I shake my head. There’s nothing. No common factor in any of that. Except for you.
The realisation hits me like a knife in the guts. All of my memories include you—every single one. As soon as you leave, I black out. I don’t wake up again until the next time you’re near me. No. More than that. Until the next time you need me. It’s like the mother of all cosmic coincidences.
I don’t believe in coincidences, but that only leaves one answer. I need you. I literally need you. Without you, I’m nothing. Without you, I don’t exist.
No, no no no. That can’t be right. I need to test this.
I stride back up the street towards you. As I draw closer, my thoughts become more precise; my body feels more grounded. Usually, that brings me a sense of calm, but today, it only makes my muscles tighten.
When you see me, you smile, though your brow is slightly furrowed. ‘Oh, hey, buddy. What’s up? You need something?’
‘Er,’ I say, not sure how to phrase this. ‘I was thinking maybe we could hang out for a bit. You know, I could help you with stuff.’
You raise your eyebrows. ‘Huh, you wanna be my companion? That’s new. What the hell, why not? You can tag along.’
So I do. We go all across town and get into a whole bunch of mischief. Stealing cars, escaping the cops, getting drunk. I take great care to stick as close to you as possible, even hanging outside the men’s room while you take a leak.
The entire time, I don’t have a single episode. I don’t even come close to having one. It’s the longest I’ve ever gone without one, and it’s all thanks to you.
At the end of the night, we stagger home to your place, more than a little drunk. You head upstairs with your girlfriend and tell me I’m welcome to crash in the cot down in the basement. I take you up the offer gladly.
Now that I know the cause of my situation, I can deal with it. All I have to do is hang around with you, and I won’t lose myself. That shouldn’t be too hard, right? Maybe you’ll find it a little weird after a while, but I could always explain what’s going on. You’re cool. You’d understand. Deciding that I’d tell you everything in the morning, I surrender to sleep’s embrace, safe in the knowledge that I’d wake up in the morning.
Gunshots blare out around me, and I leap out of the cot. The shafts of light shining through the egress windows tell me it’s daylight. I’ve made it through the night. But unless I find out what’s going on, I might not live to see another.
I sprint up the stairs, looking for you. You’re my number one priority. If you die, so do I. But when I arrive in the kitchen, you aren’t there. Your girlfriend, eyes wet and bloodshot, is crouching behind the island.
I ask her what’s going on and where you are, but she just shakes her head. Seizing her shoulders, I ask again.
‘Gone,’ she said. ‘They’re gone.’
‘Far away from here. It turns out the Scolani brothers owned that jewellery store. Now they’re out for revenge.’
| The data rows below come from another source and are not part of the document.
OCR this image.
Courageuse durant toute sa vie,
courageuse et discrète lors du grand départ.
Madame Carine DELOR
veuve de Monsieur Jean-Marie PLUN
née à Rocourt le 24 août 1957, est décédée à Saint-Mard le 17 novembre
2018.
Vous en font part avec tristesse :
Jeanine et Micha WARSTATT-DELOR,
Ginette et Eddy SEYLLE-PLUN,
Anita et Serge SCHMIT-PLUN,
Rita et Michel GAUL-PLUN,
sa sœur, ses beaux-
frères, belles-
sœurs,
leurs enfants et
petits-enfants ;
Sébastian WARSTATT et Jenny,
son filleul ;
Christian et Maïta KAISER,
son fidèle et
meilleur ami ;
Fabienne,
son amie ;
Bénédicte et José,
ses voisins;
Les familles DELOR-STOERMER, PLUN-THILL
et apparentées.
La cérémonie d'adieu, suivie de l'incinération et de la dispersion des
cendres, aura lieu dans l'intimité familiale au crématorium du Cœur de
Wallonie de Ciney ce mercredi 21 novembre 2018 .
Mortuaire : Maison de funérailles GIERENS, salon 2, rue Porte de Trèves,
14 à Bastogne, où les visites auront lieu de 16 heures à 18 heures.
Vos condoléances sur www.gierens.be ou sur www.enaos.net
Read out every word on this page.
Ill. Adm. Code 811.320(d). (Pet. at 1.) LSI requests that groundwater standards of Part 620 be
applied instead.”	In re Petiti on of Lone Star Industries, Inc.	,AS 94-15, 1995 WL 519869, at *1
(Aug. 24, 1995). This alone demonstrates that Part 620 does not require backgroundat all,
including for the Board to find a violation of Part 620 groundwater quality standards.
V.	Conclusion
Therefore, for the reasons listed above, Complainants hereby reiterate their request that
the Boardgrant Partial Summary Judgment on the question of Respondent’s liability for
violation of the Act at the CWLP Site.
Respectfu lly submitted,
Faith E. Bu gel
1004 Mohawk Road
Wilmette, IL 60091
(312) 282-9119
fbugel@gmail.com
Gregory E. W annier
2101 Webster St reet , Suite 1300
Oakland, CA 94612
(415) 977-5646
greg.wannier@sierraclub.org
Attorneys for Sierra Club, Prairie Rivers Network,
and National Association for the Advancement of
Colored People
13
Okay, I tell myself. This isn’t ideal, but we can make it work. The Scolani brothers are serious players. If they’re after you, it’s better you lie low for a bit.
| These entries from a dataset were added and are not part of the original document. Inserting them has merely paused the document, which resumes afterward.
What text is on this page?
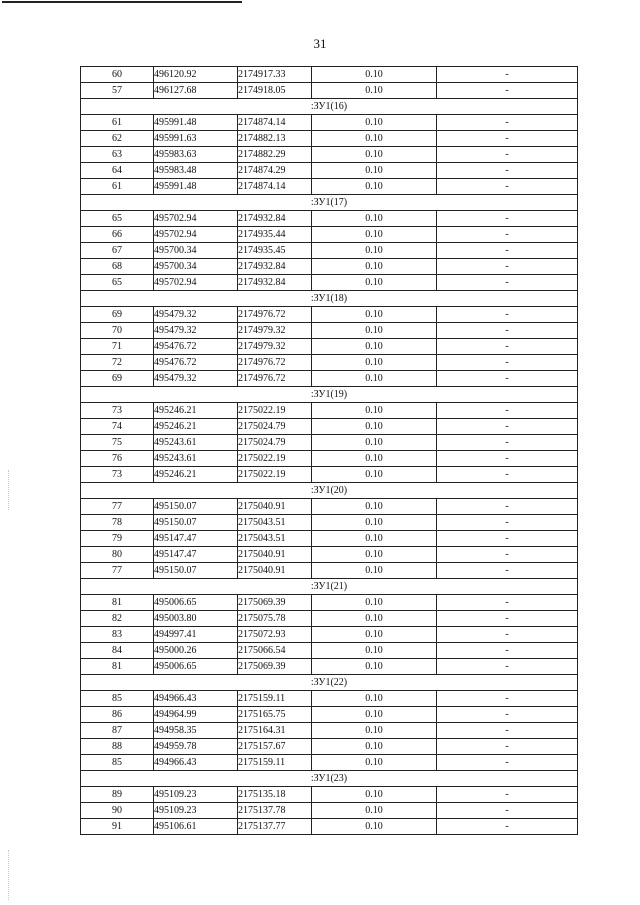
31
60	496120.92	2174917.33	0.10	-
57	496127.68	2174918.05	0.10	-
:ЗУ1(16)				
61	495991.48	2174874.14	0.10	-
62	495991.63	2174882.13	0.10	-
63	495983.63	2174882.29	0.10	-
64	495983.48	2174874.29	0.10	-
61	495991.48	2174874.14	0.10	-
:ЗУ1(17)				
65	495702.94	2174932.84	0.10	-
66	495702.94	2174935.44	0.10	-
67	495700.34	2174935.45	0.10	-
68	495700.34	2174932.84	0.10	-
65	495702.94	2174932.84	0.10	-
:ЗУ1(18)				
69	495479.32	2174976.72	0.10	-
70	495479.32	2174979.32	0.10	-
71	495476.72	2174979.32	0.10	-
72	495476.72	2174976.72	0.10	-
69	495479.32	2174976.72	0.10	-
:ЗУ1(19)				
73	495246.21	2175022.19	0.10	-
74	495246.21	2175024.79	0.10	-
75	495243.61	2175024.79	0.10	-
76	495243.61	2175022.19	0.10	-
73	495246.21	2175022.19	0.10	-
:ЗУ1(20)				
77	495150.07	2175040.91	0.10	-
78	495150.07	2175043.51	0.10	-
79	495147.47	2175043.51	0.10	-
80	495147.47	2175040.91	0.10	-
77	495150.07	2175040.91	0.10	-
:ЗУ1(21)				
81	495006.65	2175069.39	0.10	-
82	495003.80	2175075.78	0.10	-
83	494997.41	2175072.93	0.10	-
84	495000.26	2175066.54	0.10	-
81	495006.65	2175069.39	0.10	-
:ЗУ1(22)				
85	494966.43	2175159.11	0.10	-
86	494964.99	2175165.75	0.10	-
87	494958.35	2175164.31	0.10	-
88	494959.78	2175157.67	0.10	-
85	494966.43	2175159.11	0.10	-
:ЗУ1(23)				
89	495109.23	2175135.18	0.10	-
90	495109.23	2175137.78	0.10	-
91	495106.61	2175137.77	0.10	-
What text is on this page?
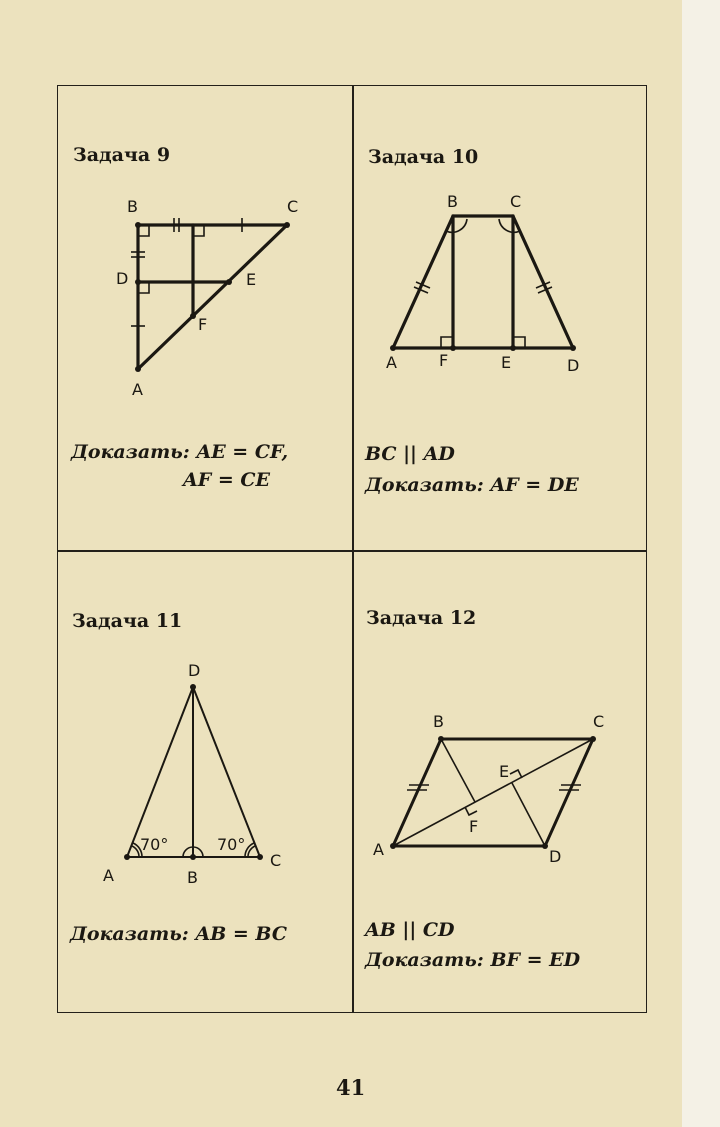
Задача 9
B	C
D	E
F
A
Доказать: AE = CF,
AF = CE
Задача 10
B	C
A	F	E	D
BC || AD
Доказать: AF = DE
Задача 11
D
A	B
C
70°	70°
Доказать: AB = BC
Задача 12
B	C
E
F
A	D
AB || CD
Доказать: BF = ED
41
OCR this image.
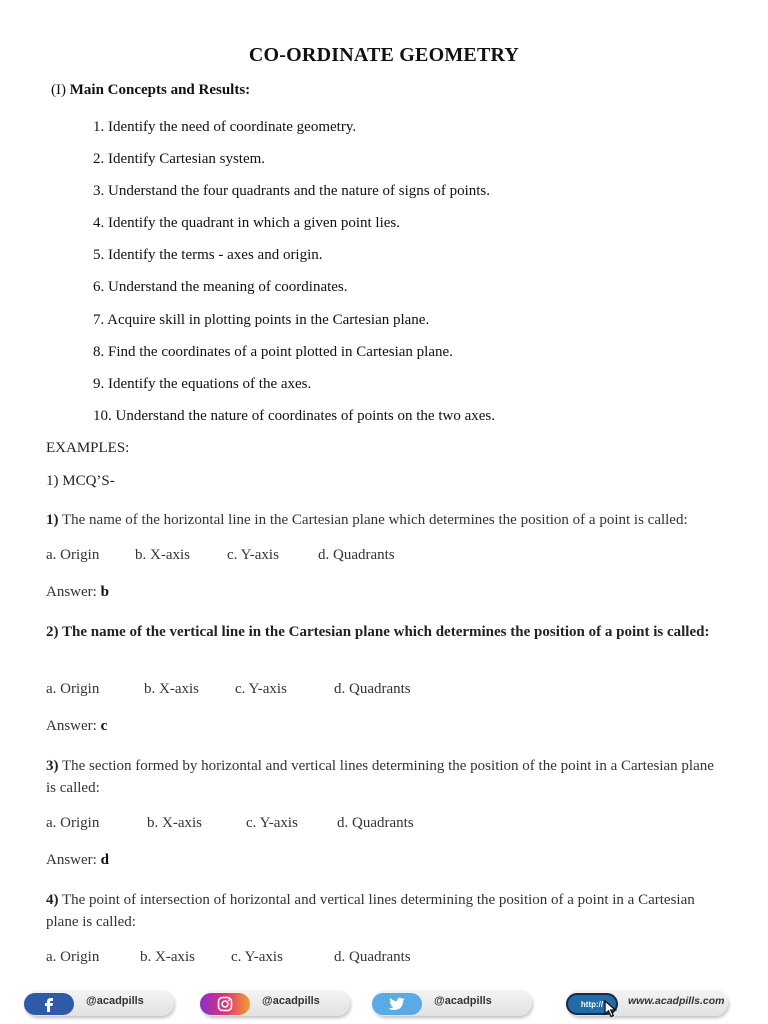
CO-ORDINATE GEOMETRY
(I) Main Concepts and Results:
1. Identify the need of coordinate geometry.
2. Identify Cartesian system.
3. Understand the four quadrants and the nature of signs of points.
4. Identify the quadrant in which a given point lies.
5. Identify the terms - axes and origin.
6. Understand the meaning of coordinates.
7. Acquire skill in plotting points in the Cartesian plane.
8. Find the coordinates of a point plotted in Cartesian plane.
9. Identify the equations of the axes.
10. Understand the nature of coordinates of points on the two axes.
EXAMPLES:
1) MCQ’S-
1) The name of the horizontal line in the Cartesian plane which determines the position of a point is called:
a. Origin b. X-axis c. Y-axis	d. Quadrants
Answer: b
2) The name of the vertical line in the Cartesian plane which determines the position of a point is called:
a. Origin	b. X-axis c. Y-axis	d. Quadrants
Answer: c
3) The section formed by horizontal and vertical lines determining the position of the point in a Cartesian plane is called:
a. Origin	b. X-axis	c. Y-axis	d. Quadrants
Answer: d
4) The point of intersection of horizontal and vertical lines determining the position of a point in a Cartesian plane is called:
a. Origin	b. X-axis c. Y-axis	d. Quadrants
@acadpills	@acadpills	@acadpills	http:// www.acadpills.com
I ask her when you’ll be back.
She looks me in the eye. ‘Honey, I don’t think they’ll ever be back. Not with the Scolani’s after them. It’s too dangerous.’
If you never come back…
No. That’s not something I want to think about. My fingers squeeze your girlfriend’s shoulders. ‘Which way did they go? Tell me. Quickly.’
She points towards the front door, and I race onto the street. I’ll help you. We’ll take down these Scolani goons and leave the city together.
Outside, gunshots come from every direction. Several men are dead on the ground, their blood pooling beneath them.
You’re getting into a car across the street. I run toward you, calling your name. But you don’t hear. The car’s engine starts and you race off. I charge forwards, running through a hail of bullets and chasing your car like a dog. I’m too slow.
I fall to my knees. ‘Come back. I need you.’
It’s too late. You’re gone. My head spins. The darkness closes in.